Department of Immunobiology, Yale University School of Medicine, New Haven, CT, USA; Department of Molecular Cellular and Developmental Biology, Yale University School of Medicine, New Haven, CT, USA; Howard Hughes Medical Institute, Chevy Chase, MD, USA.
Cell Host Microbe. 2020 Jun 10;27(6):870-878. doi: 10.1016/j.chom.2020.05.008. Epub 2020 May 27.

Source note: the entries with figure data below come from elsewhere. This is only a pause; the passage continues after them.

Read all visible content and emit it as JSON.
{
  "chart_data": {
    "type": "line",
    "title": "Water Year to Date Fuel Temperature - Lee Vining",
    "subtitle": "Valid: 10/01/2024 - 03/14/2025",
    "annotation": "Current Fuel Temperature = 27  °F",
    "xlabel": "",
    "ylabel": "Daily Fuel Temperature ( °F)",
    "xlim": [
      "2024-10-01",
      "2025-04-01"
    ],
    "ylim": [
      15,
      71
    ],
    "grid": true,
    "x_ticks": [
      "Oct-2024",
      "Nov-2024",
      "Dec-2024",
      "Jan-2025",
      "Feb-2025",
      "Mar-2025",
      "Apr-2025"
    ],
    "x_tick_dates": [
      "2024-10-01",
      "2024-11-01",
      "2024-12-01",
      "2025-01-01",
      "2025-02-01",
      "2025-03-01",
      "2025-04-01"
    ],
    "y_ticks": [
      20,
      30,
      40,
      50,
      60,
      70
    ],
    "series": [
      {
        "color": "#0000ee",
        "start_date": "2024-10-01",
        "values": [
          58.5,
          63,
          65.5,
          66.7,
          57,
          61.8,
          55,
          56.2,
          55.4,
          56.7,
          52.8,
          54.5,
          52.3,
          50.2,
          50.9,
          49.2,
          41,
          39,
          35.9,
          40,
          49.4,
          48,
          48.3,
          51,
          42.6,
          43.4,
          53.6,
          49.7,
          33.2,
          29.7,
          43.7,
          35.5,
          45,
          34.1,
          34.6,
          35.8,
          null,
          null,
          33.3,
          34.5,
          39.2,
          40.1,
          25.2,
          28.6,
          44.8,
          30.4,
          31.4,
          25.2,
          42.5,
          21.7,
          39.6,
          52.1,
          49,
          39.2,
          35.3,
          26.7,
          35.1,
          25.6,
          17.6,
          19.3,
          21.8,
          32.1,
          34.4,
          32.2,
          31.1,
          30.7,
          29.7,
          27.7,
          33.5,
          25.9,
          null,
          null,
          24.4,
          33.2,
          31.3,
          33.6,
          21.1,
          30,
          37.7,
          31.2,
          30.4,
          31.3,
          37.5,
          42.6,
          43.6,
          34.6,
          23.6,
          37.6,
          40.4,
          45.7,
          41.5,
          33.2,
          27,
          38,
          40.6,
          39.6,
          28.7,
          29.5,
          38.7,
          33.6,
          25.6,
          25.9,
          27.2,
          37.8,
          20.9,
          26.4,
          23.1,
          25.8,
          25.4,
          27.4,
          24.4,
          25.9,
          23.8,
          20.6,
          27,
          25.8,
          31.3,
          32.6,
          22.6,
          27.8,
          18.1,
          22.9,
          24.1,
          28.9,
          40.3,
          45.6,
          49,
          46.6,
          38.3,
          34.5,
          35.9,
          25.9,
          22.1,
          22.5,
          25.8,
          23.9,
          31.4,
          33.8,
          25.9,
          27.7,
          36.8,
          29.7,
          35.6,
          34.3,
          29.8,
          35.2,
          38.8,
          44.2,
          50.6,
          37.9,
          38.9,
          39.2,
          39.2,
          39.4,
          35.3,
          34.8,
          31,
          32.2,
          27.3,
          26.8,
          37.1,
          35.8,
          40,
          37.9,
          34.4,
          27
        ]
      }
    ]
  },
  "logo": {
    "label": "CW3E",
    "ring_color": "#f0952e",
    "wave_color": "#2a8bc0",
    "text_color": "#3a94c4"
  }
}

Coronavirus disease 2019 (COVID-19) is a global pandemic caused by severe acute respiratory syndrome coronavirus 2 (SARS-CoV-2). Without approved antiviral therapeutics or vaccines to this ongoing global threat, type I and type III interferons (IFNs) are currently being evaluated for their efficacy. Both the role of IFNs and the use of recombinant IFNs in two related, highly pathogenic coronaviruses, SARS-CoV and MERS-CoV, have been controversial in terms of their protective effects in the host. In this review, we describe the recent progress in our understanding of both type I and type III IFN-mediated innate antiviral responses against human coronaviruses and discuss the potential use of IFNs as a treatment strategy for COVID-19.
2019 年冠状病毒病(COVID-19)是由严重急性呼吸系统综合征冠状病毒 2(SARS-CoV-2)引起的全球大流行疾病。由于目前尚未批准用于治疗这一持续全球威胁的抗病毒疗法或疫苗,因此正在评估 I 型和 III 型干扰素(IFN)的疗效。在宿主的保护作用方面,干扰素的作用以及在两种相关的高致病性冠状病毒 SARS-CoV 和 MERS-CoV 中使用重组 IFN,一直存在争议。在这篇综述中,我们描述了目前对 I 型和 III 型 IFN 介导的针对人类冠状病毒的先天抗病毒反应的理解的最新进展,并讨论了将 IFN 用作 COVID-19 治疗策略的潜力。